Confidence in preschoolers
Support your child’s growth with autonomy-focused parenting. Encourage skill-building, praise effort, and foster confidence through challenges and age-appropriate tasks.
Key Concepts
- “Autonomy-supportive” parenting: provide support, encouragement, and choices, follow your child’s lead, and nudge them to stretch their skills in their learning “sweet spot”.
- A child’s “sweet spot” is when a task is juuuust challenging enough that they can do it with minimal support from you. It’s a chance for them to stretch beyond what they thought they could do.
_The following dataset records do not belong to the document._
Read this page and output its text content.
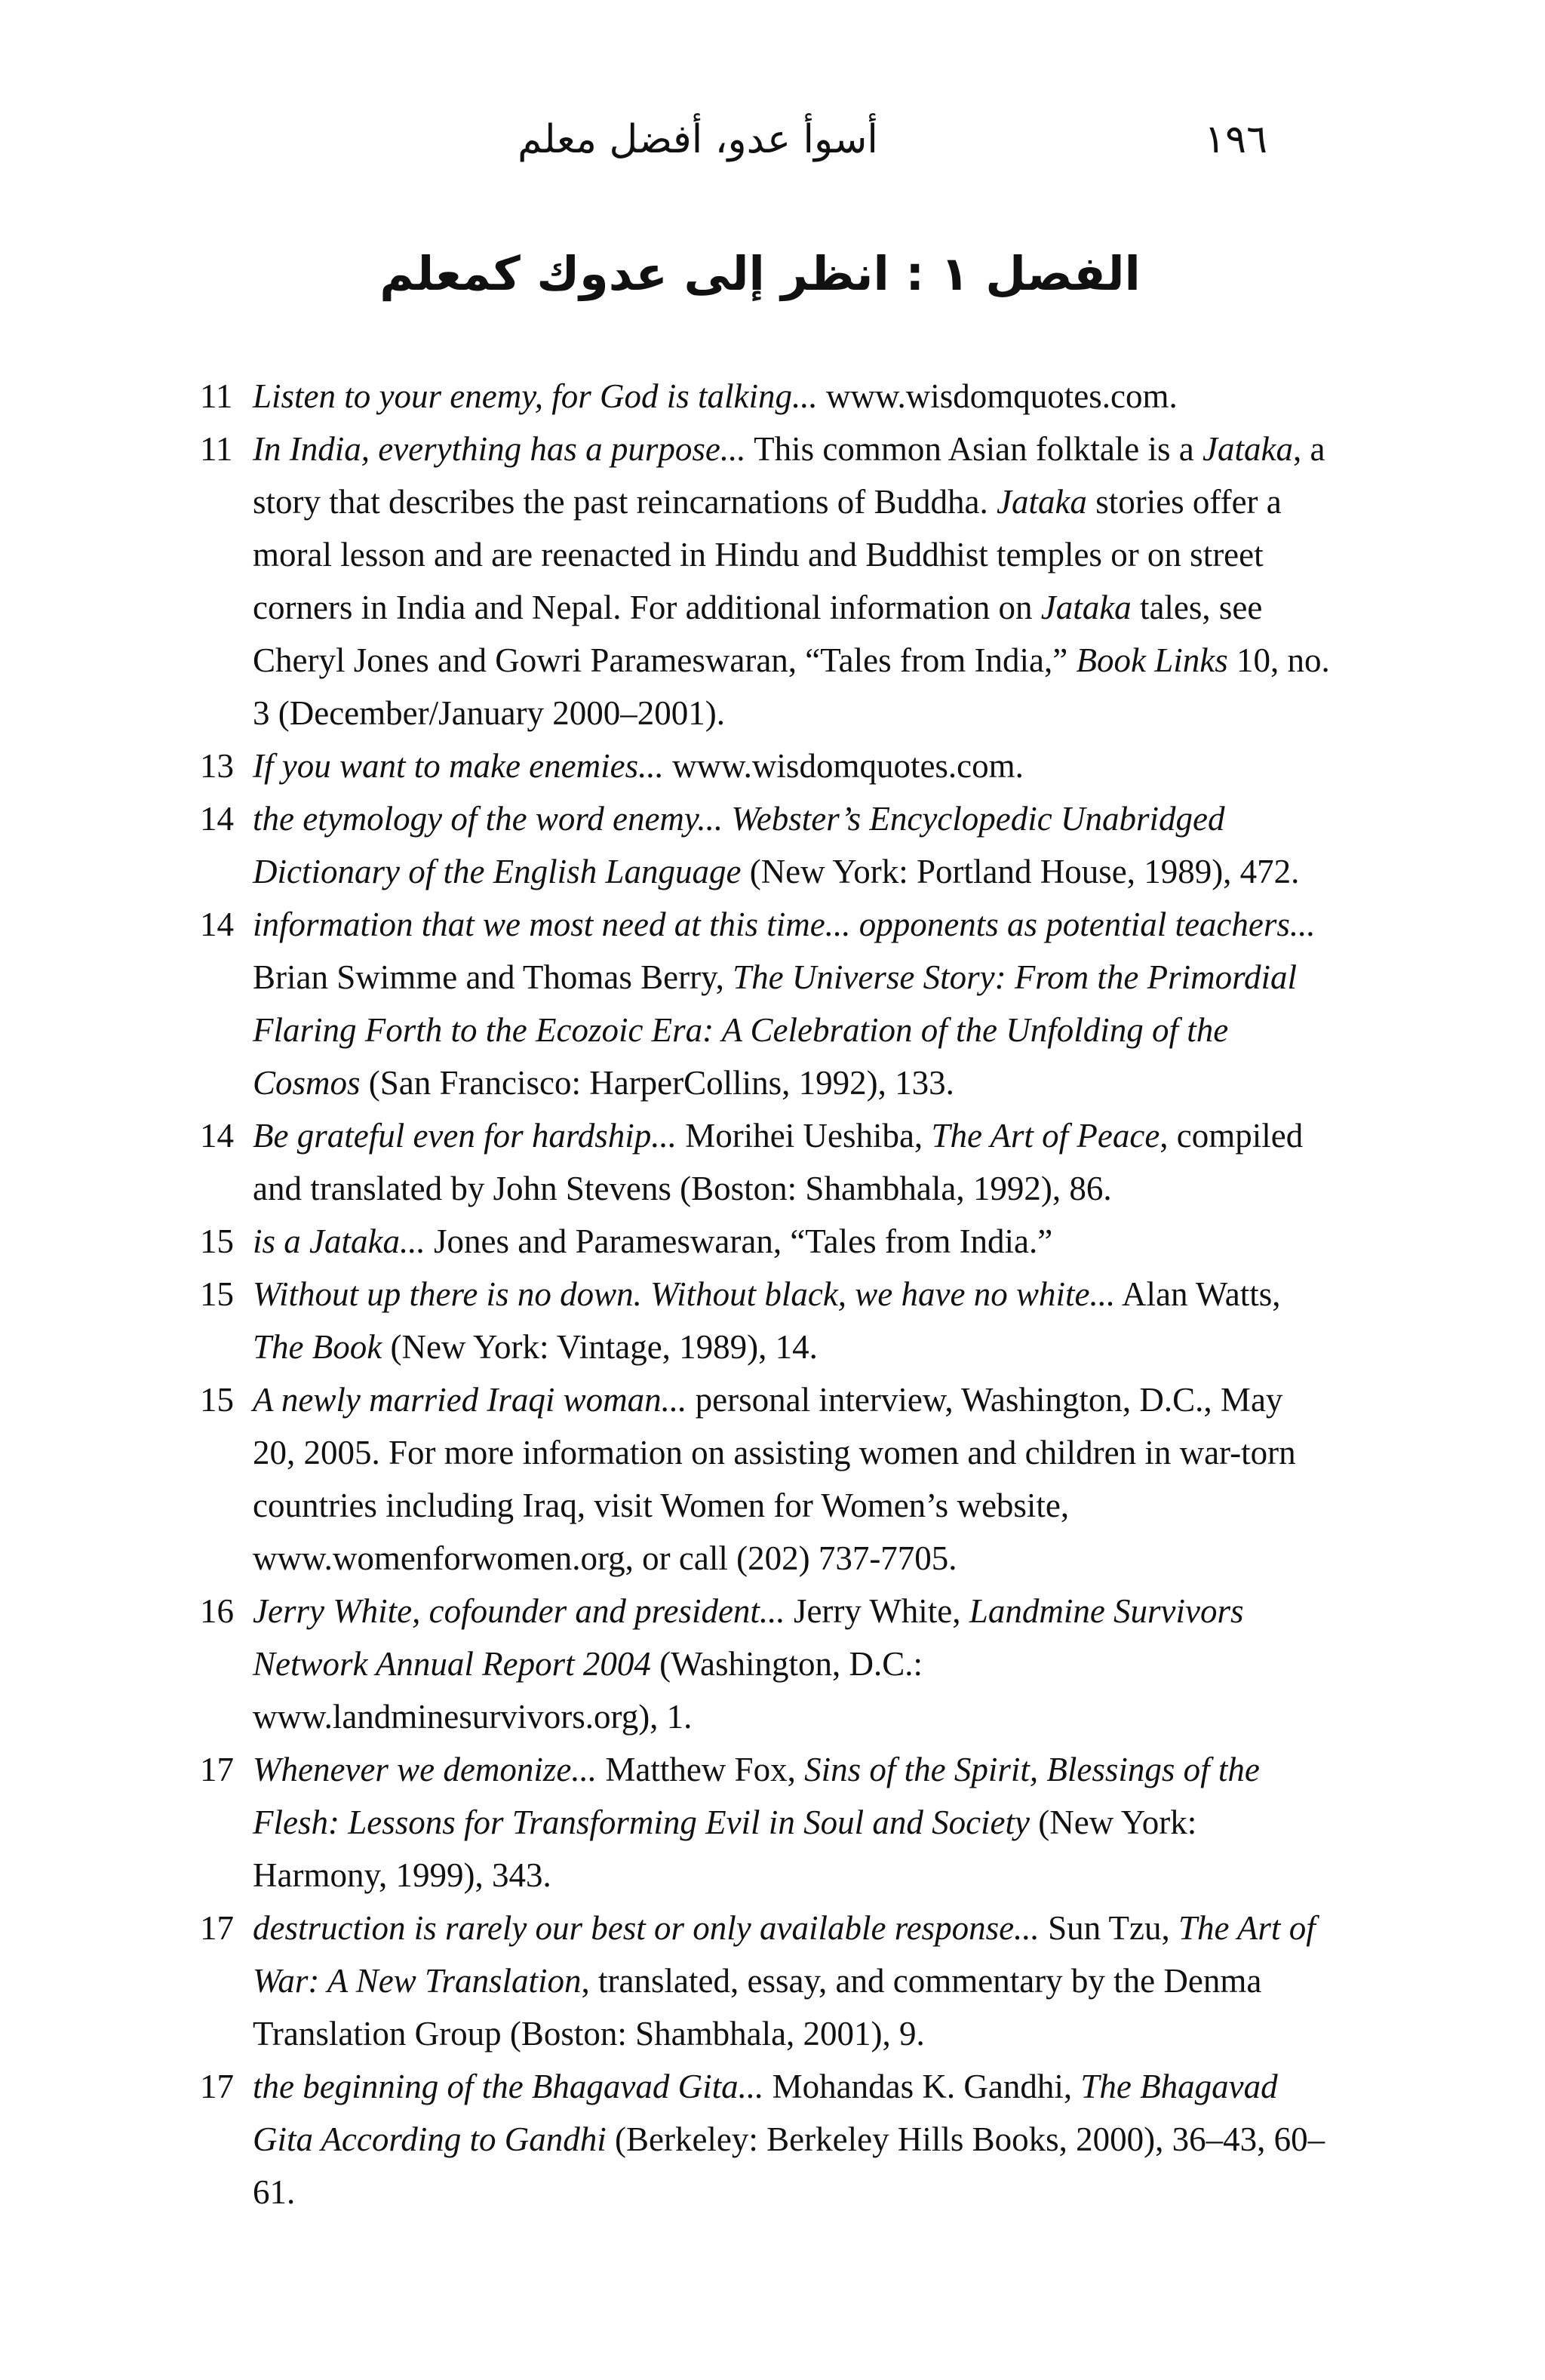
أسوأ عدو، أفضل معلم	١٩٦
الفصل ١ : انظر إلى عدوك كمعلم
11 Listen to your enemy, for God is talking... www.wisdomquotes.com.
11 In India, everything has a purpose... This common Asian folktale is a Jataka, a story that describes the past reincarnations of Buddha. Jataka stories offer a moral lesson and are reenacted in Hindu and Buddhist temples or on street corners in India and Nepal. For additional information on Jataka tales, see Cheryl Jones and Gowri Parameswaran, “Tales from India,” Book Links 10, no. 3 (December/January 2000–2001).
13 If you want to make enemies... www.wisdomquotes.com.
14 the etymology of the word enemy... Webster’s Encyclopedic Unabridged Dictionary of the English Language (New York: Portland House, 1989), 472.
14 information that we most need at this time... opponents as potential teachers... Brian Swimme and Thomas Berry, The Universe Story: From the Primordial Flaring Forth to the Ecozoic Era: A Celebration of the Unfolding of the Cosmos (San Francisco: HarperCollins, 1992), 133.
14 Be grateful even for hardship... Morihei Ueshiba, The Art of Peace, compiled and translated by John Stevens (Boston: Shambhala, 1992), 86.
15 is a Jataka... Jones and Parameswaran, “Tales from India.”
15 Without up there is no down. Without black, we have no white... Alan Watts, The Book (New York: Vintage, 1989), 14.
15 A newly married Iraqi woman... personal interview, Washington, D.C., May 20, 2005. For more information on assisting women and children in war-torn countries including Iraq, visit Women for Women’s website, www.womenforwomen.org, or call (202) 737-7705.
16 Jerry White, cofounder and president... Jerry White, Landmine Survivors Network Annual Report 2004 (Washington, D.C.: www.landminesurvivors.org), 1.
17 Whenever we demonize... Matthew Fox, Sins of the Spirit, Blessings of the Flesh: Lessons for Transforming Evil in Soul and Society (New York: Harmony, 1999), 343.
17 destruction is rarely our best or only available response... Sun Tzu, The Art of War: A New Translation, translated, essay, and commentary by the Denma Translation Group (Boston: Shambhala, 2001), 9.
17 the beginning of the Bhagavad Gita... Mohandas K. Gandhi, The Bhagavad Gita According to Gandhi (Berkeley: Berkeley Hills Books, 2000), 36–43, 60–61.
- Praise can support your child’s confidence if it’s sincere and process-focused (not product-focused). Try to avoid “inflated” praise (“OMG THAT IS THE BEST PICTURE EVER!!”) – it can have the opposite effect.
- Pay attention to how you discuss your child relative to other kids or siblings (this can impact self-esteem and confidence). Avoid comparison language.
What to Try
- Share moments when your own confidence is shaky so that your child can begin to understand that these feelings are normal.
- Encourage failure. Yep, you heard that right! Instead of telling your child where the lego piece goes, let them experience frustration and attempt trial/error. This might be painful for you, but it lets your child know that you have confidence in their ability.
- Model and encourage positive self-talk (“Hm…I’m close to completing this puzzle, but what am I missing?”).
- Talk about your child’s moments of success after they’ve happened (“I remember when you solved that tricky puzzle! Remember how hard you worked on that?”).
- Involve your toddler in age-appropriate tasks around the house (putting toys away, placing clothes in a hamper). They can be valuable helpers (and helping with chores can lead to more confidence in abilities).
- Hint: a chart with visual cues is helpful at this age!